The future of Java browser plugin and REST APIs
By Jamie Mercer
How will Donald Trump’s immigration ban affect IT professionals and the U.S technology industry?
Big companies hire a certain percentage of their workforce from overseas individuals, therefore this could hugely impact operations and efficiency.
Read more in our Java news February round-up, which also includes additional industry updates.
Java browser plugin will be deprecated soon
Last year, Oracle announced that they plan to deprecate the Java browser plugin in Java 9. With Java 9 right around the corner (rumoured to be generally available from July), it seems to be vital for developers to find an alternative.
Developers who relied on the Java plugin technology in the 32-bit Mozilla Firefox web browser will find that Oracle will no longer be providing the requisite APIs for standards-based plugin support.
However, there is good news that the Mozilla Firefox 52 ESR 32-bit release will continue to offer support for the standards-based plugin support technology required to launch Java Applet.

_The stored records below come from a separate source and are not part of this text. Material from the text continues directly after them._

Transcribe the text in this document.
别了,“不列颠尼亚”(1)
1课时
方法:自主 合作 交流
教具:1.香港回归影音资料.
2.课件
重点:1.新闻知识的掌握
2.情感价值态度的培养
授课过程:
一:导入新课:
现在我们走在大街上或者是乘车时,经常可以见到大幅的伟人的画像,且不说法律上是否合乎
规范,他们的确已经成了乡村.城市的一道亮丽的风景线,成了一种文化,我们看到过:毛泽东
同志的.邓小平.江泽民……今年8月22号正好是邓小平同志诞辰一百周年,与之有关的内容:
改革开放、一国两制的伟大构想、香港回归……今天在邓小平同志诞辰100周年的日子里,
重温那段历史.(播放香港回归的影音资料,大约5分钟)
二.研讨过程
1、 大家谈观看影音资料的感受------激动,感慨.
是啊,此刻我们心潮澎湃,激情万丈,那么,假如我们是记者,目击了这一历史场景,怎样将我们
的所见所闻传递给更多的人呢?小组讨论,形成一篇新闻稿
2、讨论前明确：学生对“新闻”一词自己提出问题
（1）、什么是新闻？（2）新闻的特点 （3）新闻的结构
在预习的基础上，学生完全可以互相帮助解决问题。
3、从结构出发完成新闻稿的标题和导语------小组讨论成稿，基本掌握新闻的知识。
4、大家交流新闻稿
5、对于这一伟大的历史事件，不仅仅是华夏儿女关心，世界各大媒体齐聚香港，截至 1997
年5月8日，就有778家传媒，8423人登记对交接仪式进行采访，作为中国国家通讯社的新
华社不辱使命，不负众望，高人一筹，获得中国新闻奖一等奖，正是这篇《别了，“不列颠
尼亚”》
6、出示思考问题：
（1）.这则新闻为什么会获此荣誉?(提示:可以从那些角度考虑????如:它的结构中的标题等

Oracle has warned that ‘there is no way, on the server side, to distinguish between the general version and the ESR version of Firefox’. Users that will be affected may need further instructions on how to know if they are using an ESR release.
If this Java news affects you as a user, then JAXenter has listed a couple of alternatives to help assist in this issue.
Oracle bets Java EE future on REST APIs
Also in Java news, Oracle sees REST as the key to modernising future versions of Java EE for microservices and the cloud. REST has been a mechanism for providing web service communications for a while now. REST alongside JSON, and HTTP demonstrated a far simpler means of delivering web services than SOAP, which has been known to be criticised due to its complexity.
Currently, Oracle is positioning REST and JSON as vital parts in its Java EE upgrade plans. Last year, the company started retooling Java EE for microservices and cloud platforms, after community protests over Oracle neglecting the enterprise platform. The preliminary result of those plans is that Java EE 8 is due around October later this year.
JavaWorld discusses REST API capabilities and specifications.
Netflix introduces Hollow, a Java Library for processing-in-memory datasets
Netflix technically announced this Java library implementation back in December 2016, but there hasn’t been much news around it. The Java library and toolkit, Hollow, is specifically designed to efficiently cache datasets that are not categorised as ‘Big Data’.
These datasets could be categorised as metadata for e-commerce and search engines, but in this case is for movies and TV shows.
Hollow is built to manage datasets which are built by a single producer and distributed one or many consumers for read-only access.
As the datasets change over time, the timeline for changing data set can be segmented down into discrete data states, each of which is a snapshot of the data at a particular point in time.
InfoQ demonstrates how Hollow translates move lists and is utilised as a dataset.
Immigration ban and the technology economy
In other news, Donald Trump’s recent immigration ban has been introduced and will continue to affect the U.S technology industry. This makes it a lot more difficult for businesses to attract overseas workers.
Technology firms see the market for extremely skilled workers as being ‘globally competitive’. Changes to immigration rules will affect the ability to recruit overseas. There are many companies that hire Indian nationals, who account for as many 70% of the H-1b visa holders.
Top companies such as Apple, eBay, Facebook, Google and Microsoft are among the 97 companies that are challenging the ban in appellate court. However, experts are led to believe that Donald Trump’s next move is to propose significant (and undesirable) changes to the H-1B visa program.
H-1B visas work like a random lottery and only 85,000 visas are available each year. Supposedly, Donald Trump may be altering the system to something that allocates only to the ‘best and brightest’ applicants.
This could mean that the system may offer preferential first choice to firms that are ‘non-dependent’. ‘Non-dependent’ businesses have less than 15% of their workforce on H-1B visas.
Computer World further discusses the issues for offshore outsourcing companies, especially in India, which depend on visa workers.
In regards to Java news overall, there has been increasing developments generally for different Java projects. The coming months will show more advancement and benefits for Java technology, especially for Java 9.
Time will tell how Donald Trump’s immigration ban will further impact the IT and technology industry and the economy overall.